This section is from the book "The Gardener's Monthly And Horticulturist V21", by Thomas Meehan. See also: Four-Season Harvest: Organic Vegetables from Your Home Garden All Year Long.
This method of propagation is largely practised by professional Rose growers. The operation may be performed from the end of July to the end of September, and even during the Winter. In certain establishments the propagating house is near the Rose nursery, in which the different varieties are all grouped together. Each plant bears the number belonging to its particular variety in the catalogue, so that the propagator whose duty it is to cut the slips passes from bed to bed, collecting from each of them his bundle of shoots, to which he immediately ties the corresponding number in the catalogue. He lastly wraps them in a damp cloth and deposits them in the entrance of the propagating house. This entrance is a sort of porch, with a second door, which is built either outside or inside the propagating house, so that the two doors are never open at the same time. It also serves as a kind of workshop, in which all the necessary appliances for propagation by cuttings are kept, such as prepared heath mould, thumb pots of different sizes, a set of punches for numbering the labels, a mallet for striking them, and the lead labels themselves. These labels are cut into the form of a long triangle, the base being one-half inch in width, and the sides one and a half inches in length.

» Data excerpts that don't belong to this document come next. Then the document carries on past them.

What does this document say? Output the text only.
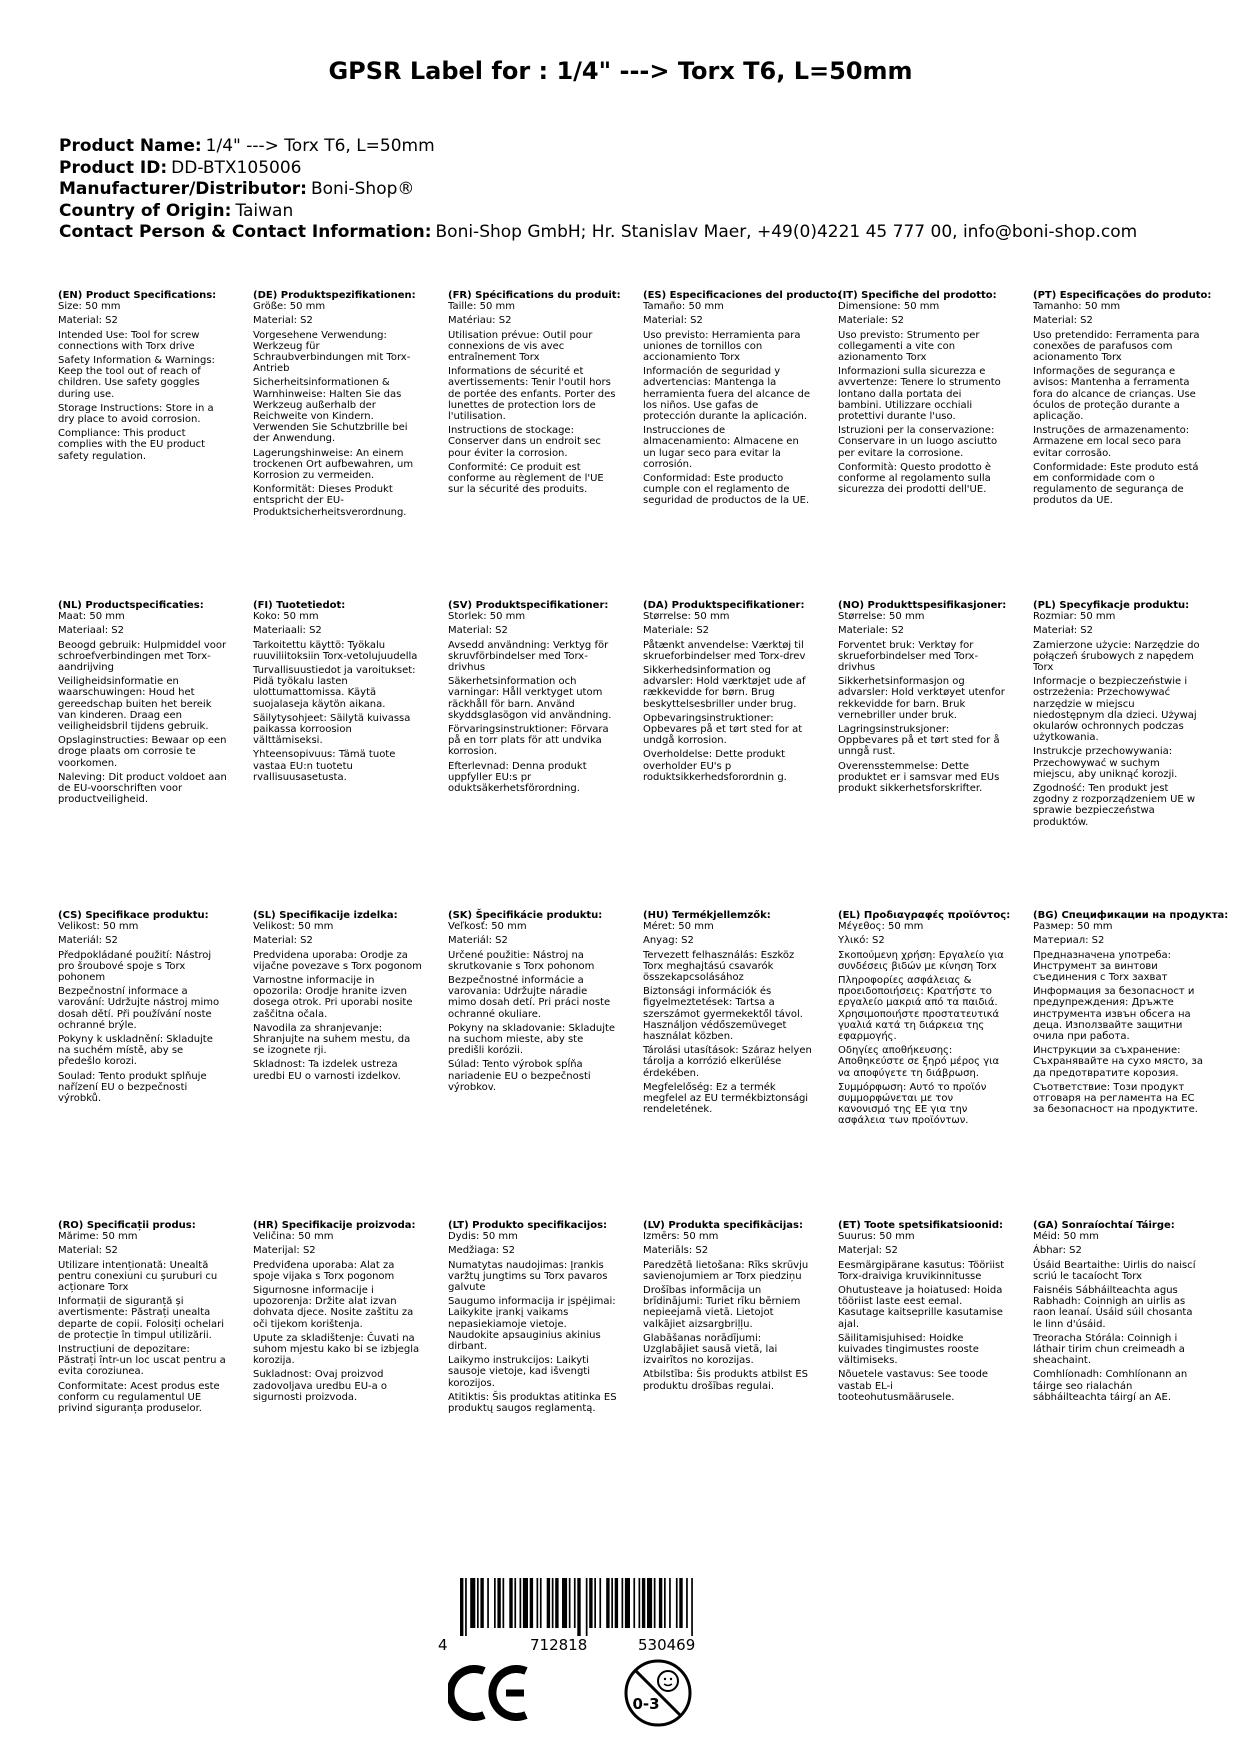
GPSR Label for : 1/4" ---> Torx T6, L=50mm
Product Name: 1/4" ---> Torx T6, L=50mm
Product ID: DD-BTX105006
Manufacturer/Distributor: Boni-Shop®
Country of Origin: Taiwan
Contact Person & Contact Information: Boni-Shop GmbH; Hr. Stanislav Maer, +49(0)4221 45 777 00, info@boni-shop.com
(EN) Product Specifications:
Size: 50 mm
Material: S2
Intended Use: Tool for screw connections with Torx drive
Safety Information & Warnings: Keep the tool out of reach of children. Use safety goggles during use.
Storage Instructions: Store in a dry place to avoid corrosion.
Compliance: This product complies with the EU product safety regulation.
(DE) Produktspezifikationen:
Größe: 50 mm
Material: S2
Vorgesehene Verwendung: Werkzeug für Schraubverbindungen mit Torx-Antrieb
Sicherheitsinformationen & Warnhinweise: Halten Sie das Werkzeug außerhalb der Reichweite von Kindern. Verwenden Sie Schutzbrille bei der Anwendung.
Lagerungshinweise: An einem trockenen Ort aufbewahren, um Korrosion zu vermeiden.
Konformität: Dieses Produkt entspricht der EU-Produktsicherheitsverordnung.
(FR) Spécifications du produit:
Taille: 50 mm
Matériau: S2
Utilisation prévue: Outil pour connexions de vis avec entraînement Torx
Informations de sécurité et avertissements: Tenir l'outil hors de portée des enfants. Porter des lunettes de protection lors de l'utilisation.
Instructions de stockage: Conserver dans un endroit sec pour éviter la corrosion.
Conformité: Ce produit est conforme au règlement de l'UE sur la sécurité des produits.
(ES) Especificaciones del producto:
Tamaño: 50 mm
Material: S2
Uso previsto: Herramienta para uniones de tornillos con accionamiento Torx
Información de seguridad y advertencias: Mantenga la herramienta fuera del alcance de los niños. Use gafas de protección durante la aplicación.
Instrucciones de almacenamiento: Almacene en un lugar seco para evitar la corrosión.
Conformidad: Este producto cumple con el reglamento de seguridad de productos de la UE.
(IT) Specifiche del prodotto:
Dimensione: 50 mm
Materiale: S2
Uso previsto: Strumento per collegamenti a vite con azionamento Torx
Informazioni sulla sicurezza e avvertenze: Tenere lo strumento lontano dalla portata dei bambini. Utilizzare occhiali protettivi durante l'uso.
Istruzioni per la conservazione: Conservare in un luogo asciutto per evitare la corrosione.
Conformità: Questo prodotto è conforme al regolamento sulla sicurezza dei prodotti dell'UE.
(PT) Especificações do produto:
Tamanho: 50 mm
Material: S2
Uso pretendido: Ferramenta para conexões de parafusos com acionamento Torx
Informações de segurança e avisos: Mantenha a ferramenta fora do alcance de crianças. Use óculos de proteção durante a aplicação.
Instruções de armazenamento: Armazene em local seco para evitar corrosão.
Conformidade: Este produto está em conformidade com o regulamento de segurança de produtos da UE.
(NL) Productspecificaties:
Maat: 50 mm
Materiaal: S2
Beoogd gebruik: Hulpmiddel voor schroefverbindingen met Torx-aandrijving
Veiligheidsinformatie en waarschuwingen: Houd het gereedschap buiten het bereik van kinderen. Draag een veiligheidsbril tijdens gebruik.
Opslaginstructies: Bewaar op een droge plaats om corrosie te voorkomen.
Naleving: Dit product voldoet aan de EU-voorschriften voor productveiligheid.
(FI) Tuotetiedot:
Koko: 50 mm
Materiaali: S2
Tarkoitettu käyttö: Työkalu ruuviliitoksiin Torx-vetolujuudella
Turvallisuustiedot ja varoitukset: Pidä työkalu lasten ulottumattomissa. Käytä suojalaseja käytön aikana.
Säilytysohjeet: Säilytä kuivassa paikassa korroosion välttämiseksi.
Yhteensopivuus: Tämä tuote vastaa EU:n tuotetu rvallisuusasetusta.
(SV) Produktspecifikationer:
Storlek: 50 mm
Material: S2
Avsedd användning: Verktyg för skruvförbindelser med Torx-drivhus
Säkerhetsinformation och varningar: Håll verktyget utom räckhåll för barn. Använd skyddsglasögon vid användning.
Förvaringsinstruktioner: Förvara på en torr plats för att undvika korrosion.
Efterlevnad: Denna produkt uppfyller EU:s pr oduktsäkerhetsförordning.
(DA) Produktspecifikationer:
Størrelse: 50 mm
Materiale: S2
Påtænkt anvendelse: Værktøj til skrueforbindelser med Torx-drev
Sikkerhedsinformation og advarsler: Hold værktøjet ude af rækkevidde for børn. Brug beskyttelsesbriller under brug.
Opbevaringsinstruktioner: Opbevares på et tørt sted for at undgå korrosion.
Overholdelse: Dette produkt overholder EU's p roduktsikkerhedsforordnin g.
(NO) Produkttspesifikasjoner:
Størrelse: 50 mm
Materiale: S2
Forventet bruk: Verktøy for skrueforbindelser med Torx-drivhus
Sikkerhetsinformasjon og advarsler: Hold verktøyet utenfor rekkevidde for barn. Bruk vernebriller under bruk.
Lagringsinstruksjoner: Oppbevares på et tørt sted for å unngå rust.
Overensstemmelse: Dette produktet er i samsvar med EUs produkt sikkerhetsforskrifter.
(PL) Specyfikacje produktu:
Rozmiar: 50 mm
Materiał: S2
Zamierzone użycie: Narzędzie do połączeń śrubowych z napędem Torx
Informacje o bezpieczeństwie i ostrzeżenia: Przechowywać narzędzie w miejscu niedostępnym dla dzieci. Używaj okularów ochronnych podczas użytkowania.
Instrukcje przechowywania: Przechowywać w suchym miejscu, aby uniknąć korozji.
Zgodność: Ten produkt jest zgodny z rozporządzeniem UE w sprawie bezpieczeństwa produktów.
(CS) Specifikace produktu:
Velikost: 50 mm
Materiál: S2
Předpokládané použití: Nástroj pro šroubové spoje s Torx pohonem
Bezpečnostní informace a varování: Udržujte nástroj mimo dosah dětí. Při používání noste ochranné brýle.
Pokyny k uskladnění: Skladujte na suchém místě, aby se předešlo korozi.
Soulad: Tento produkt splňuje nařízení EU o bezpečnosti výrobků.
(SL) Specifikacije izdelka:
Velikost: 50 mm
Material: S2
Predvidena uporaba: Orodje za vijačne povezave s Torx pogonom
Varnostne informacije in opozorila: Orodje hranite izven dosega otrok. Pri uporabi nosite zaščitna očala.
Navodila za shranjevanje: Shranjujte na suhem mestu, da se izognete rji.
Skladnost: Ta izdelek ustreza uredbi EU o varnosti izdelkov.
(SK) Špecifikácie produktu:
Veľkosť: 50 mm
Materiál: S2
Určené použitie: Nástroj na skrutkovanie s Torx pohonom
Bezpečnostné informácie a varovania: Udržujte náradie mimo dosah detí. Pri práci noste ochranné okuliare.
Pokyny na skladovanie: Skladujte na suchom mieste, aby ste predišli korózii.
Súlad: Tento výrobok spĺňa nariadenie EU o bezpečnosti výrobkov.
(HU) Termékjellemzők:
Méret: 50 mm
Anyag: S2
Tervezett felhasználás: Eszköz Torx meghajtású csavarók összekapcsolásához
Biztonsági információk és figyelmeztetések: Tartsa a szerszámot gyermekektől távol. Használjon védőszemüveget használat közben.
Tárolási utasítások: Száraz helyen tárolja a korrózió elkerülése érdekében.
Megfelelőség: Ez a termék megfelel az EU termékbiztonsági rendeletének.
(EL) Προδιαγραφές προϊόντος:
Μέγεθος: 50 mm
Υλικό: S2
Σκοπούμενη χρήση: Εργαλείο για συνδέσεις βιδών με κίνηση Torx
Πληροφορίες ασφάλειας & προειδοποιήσεις: Κρατήστε το εργαλείο μακριά από τα παιδιά. Χρησιμοποιήστε προστατευτικά γυαλιά κατά τη διάρκεια της εφαρμογής.
Οδηγίες αποθήκευσης: Αποθηκεύστε σε ξηρό μέρος για να αποφύγετε τη διάβρωση.
Συμμόρφωση: Αυτό το προϊόν συμμορφώνεται με τον κανονισμό της ΕΕ για την ασφάλεια των προϊόντων.
(BG) Спецификации на продукта:
Размер: 50 mm
Материал: S2
Предназначена употреба: Инструмент за винтови съединения с Torx захват
Информация за безопасност и предупреждения: Дръжте инструмента извън обсега на деца. Използвайте защитни очила при работа.
Инструкции за съхранение: Съхранявайте на сухо място, за да предотвратите корозия.
Съответствие: Този продукт отговаря на регламента на ЕС за безопасност на продуктите.
(RO) Specificații produs:
Mărime: 50 mm
Material: S2
Utilizare intenționată: Unealtă pentru conexiuni cu șuruburi cu acționare Torx
Informații de siguranță și avertismente: Păstrați unealta departe de copii. Folosiți ochelari de protecție în timpul utilizării.
Instrucțiuni de depozitare: Păstrați într-un loc uscat pentru a evita coroziunea.
Conformitate: Acest produs este conform cu regulamentul UE privind siguranța produselor.
(HR) Specifikacije proizvoda:
Veličina: 50 mm
Materijal: S2
Predviđena uporaba: Alat za spoje vijaka s Torx pogonom
Sigurnosne informacije i upozorenja: Držite alat izvan dohvata djece. Nosite zaštitu za oči tijekom korištenja.
Upute za skladištenje: Čuvati na suhom mjestu kako bi se izbjegla korozija.
Sukladnost: Ovaj proizvod zadovoljava uredbu EU-a o sigurnosti proizvoda.
(LT) Produkto specifikacijos:
Dydis: 50 mm
Medžiaga: S2
Numatytas naudojimas: Įrankis varžtų jungtims su Torx pavaros galvute
Saugumo informacija ir įspėjimai: Laikykite įrankį vaikams nepasiekiamoje vietoje. Naudokite apsauginius akinius dirbant.
Laikymo instrukcijos: Laikyti sausoje vietoje, kad išvengti korozijos.
Atitiktis: Šis produktas atitinka ES produktų saugos reglamentą.
(LV) Produkta specifikācijas:
Izmērs: 50 mm
Materiāls: S2
Paredzētā lietošana: Rīks skrūvju savienojumiem ar Torx piedziņu
Drošības informācija un brīdinājumi: Turiet rīku bērniem nepieejamā vietā. Lietojot valkājiet aizsargbriļļu.
Glabāšanas norādījumi: Uzglabājiet sausā vietā, lai izvairītos no korozijas.
Atbilstība: Šis produkts atbilst ES produktu drošības regulai.
(ET) Toote spetsifikatsioonid:
Suurus: 50 mm
Materjal: S2
Eesmärgipärane kasutus: Tööriist Torx-draiviga kruvikinnitusse
Ohutusteave ja hoiatused: Hoida tööriist laste eest eemal. Kasutage kaitseprille kasutamise ajal.
Säilitamisjuhised: Hoidke kuivades tingimustes rooste vältimiseks.
Nõuetele vastavus: See toode vastab EL-i tooteohutusmäärusele.
(GA) Sonraíochtaí Táirge:
Méid: 50 mm
Ábhar: S2
Úsáid Beartaithe: Uirlis do naiscí scriú le tacaíocht Torx
Faisnéis Sábháilteachta agus Rabhadh: Coinnigh an uirlis as raon leanaí. Úsáid súil chosanta le linn d'úsáid.
Treoracha Stórála: Coinnigh i láthair tirim chun creimeadh a sheachaint.
Comhlíonadh: Comhlíonann an táirge seo rialachán sábháilteachta táirgí an AE.
4	712818	530469
0-3
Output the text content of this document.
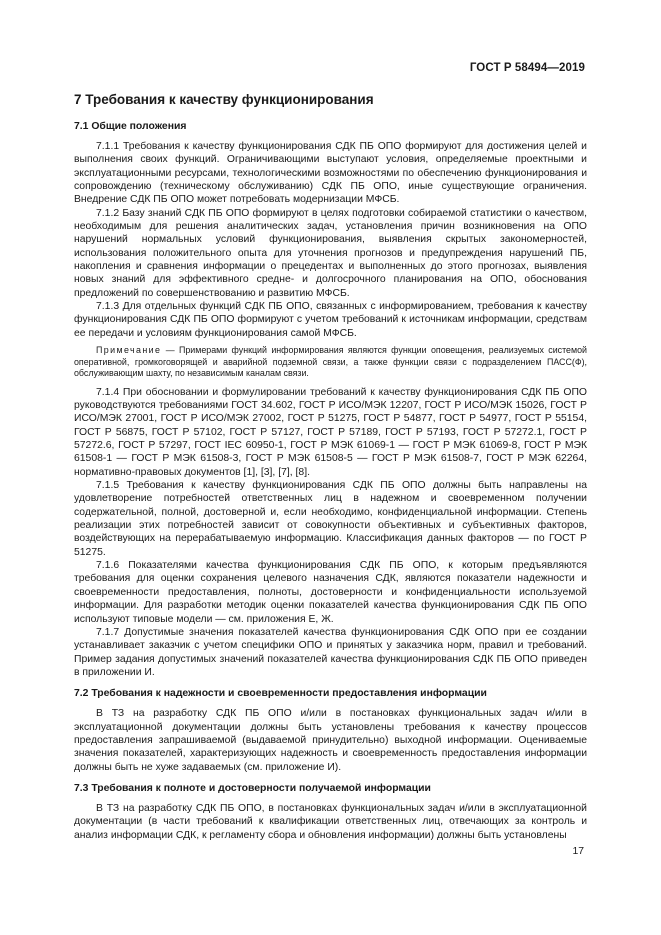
ГОСТ Р 58494—2019
7 Требования к качеству функционирования
7.1 Общие положения

7.1.1 Требования к качеству функционирования СДК ПБ ОПО формируют для достижения целей и выполнения своих функций. Ограничивающими выступают условия, определяемые проектными и эксплуатационными ресурсами, технологическими возможностями по обеспечению функционирования и сопровождению (техническому обслуживанию) СДК ПБ ОПО, иные существующие ограничения. Внедрение СДК ПБ ОПО может потребовать модернизации МФСБ.

7.1.2 Базу знаний СДК ПБ ОПО формируют в целях подготовки собираемой статистики о качеством, необходимым для решения аналитических задач, установления причин возникновения на ОПО нарушений нормальных условий функционирования, выявления скрытых закономерностей, использования положительного опыта для уточнения прогнозов и предупреждения нарушений ПБ, накопления и сравнения информации о прецедентах и выполненных до этого прогнозах, выявления новых знаний для эффективного средне- и долгосрочного планирования на ОПО, обоснования предложений по совершенствованию и развитию МФСБ.

7.1.3 Для отдельных функций СДК ПБ ОПО, связанных с информированием, требования к качеству функционирования СДК ПБ ОПО формируют с учетом требований к источникам информации, средствам ее передачи и условиям функционирования самой МФСБ.

Примечание — Примерами функций информирования являются функции оповещения, реализуемых системой оперативной, громкоговорящей и аварийной подземной связи, а также функции связи с подразделением ПАСС(Ф), обслуживающим шахту, по независимым каналам связи.

7.1.4 При обосновании и формулировании требований к качеству функционирования СДК ПБ ОПО руководствуются требованиями ГОСТ 34.602, ГОСТ Р ИСО/МЭК 12207, ГОСТ Р ИСО/МЭК 15026, ГОСТ Р ИСО/МЭК 27001, ГОСТ Р ИСО/МЭК 27002, ГОСТ Р 51275, ГОСТ Р 54877, ГОСТ Р 54977, ГОСТ Р 55154, ГОСТ Р 56875, ГОСТ Р 57102, ГОСТ Р 57127, ГОСТ Р 57189, ГОСТ Р 57193, ГОСТ Р 57272.1, ГОСТ Р 57272.6, ГОСТ Р 57297, ГОСТ IEC 60950-1, ГОСТ Р МЭК 61069-1 — ГОСТ Р МЭК 61069-8, ГОСТ Р МЭК 61508-1 — ГОСТ Р МЭК 61508-3, ГОСТ Р МЭК 61508-5 — ГОСТ Р МЭК 61508-7, ГОСТ Р МЭК 62264, нормативно-правовых документов [1], [3], [7], [8].

7.1.5 Требования к качеству функционирования СДК ПБ ОПО должны быть направлены на удовлетворение потребностей ответственных лиц в надежном и своевременном получении содержательной, полной, достоверной и, если необходимо, конфиденциальной информации. Степень реализации этих потребностей зависит от совокупности объективных и субъективных факторов, воздействующих на перерабатываемую информацию. Классификация данных факторов — по ГОСТ Р 51275.

7.1.6 Показателями качества функционирования СДК ПБ ОПО, к которым предъявляются требования для оценки сохранения целевого назначения СДК, являются показатели надежности и своевременности предоставления, полноты, достоверности и конфиденциальности используемой информации. Для разработки методик оценки показателей качества функционирования СДК ПБ ОПО используют типовые модели — см. приложения Е, Ж.

7.1.7 Допустимые значения показателей качества функционирования СДК ОПО при ее создании устанавливает заказчик с учетом специфики ОПО и принятых у заказчика норм, правил и требований. Пример задания допустимых значений показателей качества функционирования СДК ПБ ОПО приведен в приложении И.

7.2 Требования к надежности и своевременности предоставления информации

В ТЗ на разработку СДК ПБ ОПО и/или в постановках функциональных задач и/или в эксплуатационной документации должны быть установлены требования к качеству процессов предоставления запрашиваемой (выдаваемой принудительно) выходной информации. Оцениваемые значения показателей, характеризующих надежность и своевременность предоставления информации должны быть не хуже задаваемых (см. приложение И).

7.3 Требования к полноте и достоверности получаемой информации

В ТЗ на разработку СДК ПБ ОПО, в постановках функциональных задач и/или в эксплуатационной документации (в части требований к квалификации ответственных лиц, отвечающих за контроль и анализ информации СДК, к регламенту сбора и обновления информации) должны быть установлены

17
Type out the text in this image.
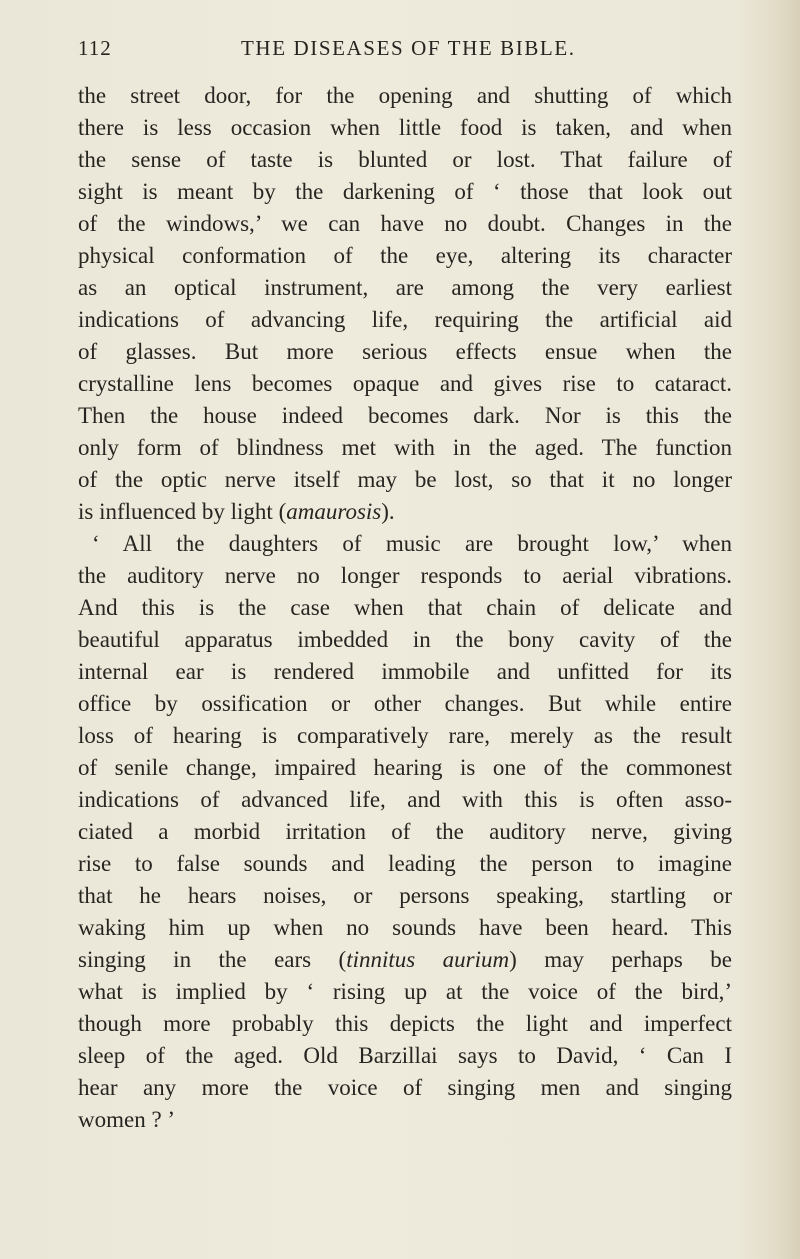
112	THE DISEASES OF THE BIBLE.
the street door, for the opening and shutting of which
there is less occasion when little food is taken, and when
the sense of taste is blunted or lost. That failure of
sight is meant by the darkening of ‘ those that look out
of the windows,’ we can have no doubt. Changes in the
physical conformation of the eye, altering its character
as an optical instrument, are among the very earliest
indications of advancing life, requiring the artificial aid
of glasses. But more serious effects ensue when the
crystalline lens becomes opaque and gives rise to cataract.
Then the house indeed becomes dark. Nor is this the
only form of blindness met with in the aged. The function
of the optic nerve itself may be lost, so that it no longer
is influenced by light (amaurosis).
‘ All the daughters of music are brought low,’ when
the auditory nerve no longer responds to aerial vibrations.
And this is the case when that chain of delicate and
beautiful apparatus imbedded in the bony cavity of the
internal ear is rendered immobile and unfitted for its
office by ossification or other changes. But while entire
loss of hearing is comparatively rare, merely as the result
of senile change, impaired hearing is one of the commonest
indications of advanced life, and with this is often asso-
ciated a morbid irritation of the auditory nerve, giving
rise to false sounds and leading the person to imagine
that he hears noises, or persons speaking, startling or
waking him up when no sounds have been heard. This
singing in the ears (tinnitus aurium) may perhaps be
what is implied by ‘ rising up at the voice of the bird,’
though more probably this depicts the light and imperfect
sleep of the aged. Old Barzillai says to David, ‘ Can I
hear any more the voice of singing men and singing
women ? ’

The number is struck upside down, on the larger end of the label, which is stuck into the soil with the sharp end downwards. A tray, too, is necessary for carrying the potted cuttings backwards and forwards. It should be made of Pine, and should measure two feet four inches in length by one foot four inches in width, with edges one and a half inches high on the long sides, and six inches high on the narrow ones. The edges on the narrow sides are provided with holes, so that they serve for handles for carrying the tray to and fro. The shoots are cut up into slips, each having three leaves and, consequently, three buds; the joint of the lowest slip is allowed to remain on after having been pared with the pruning knife. The shoot is cut at right angles to its axis, about the twentieth of an inch below a bud. The two upper leaves are generally cut off, as they would be inconveniently in the way when the cuttings were placed under the bell-glass. - Garden.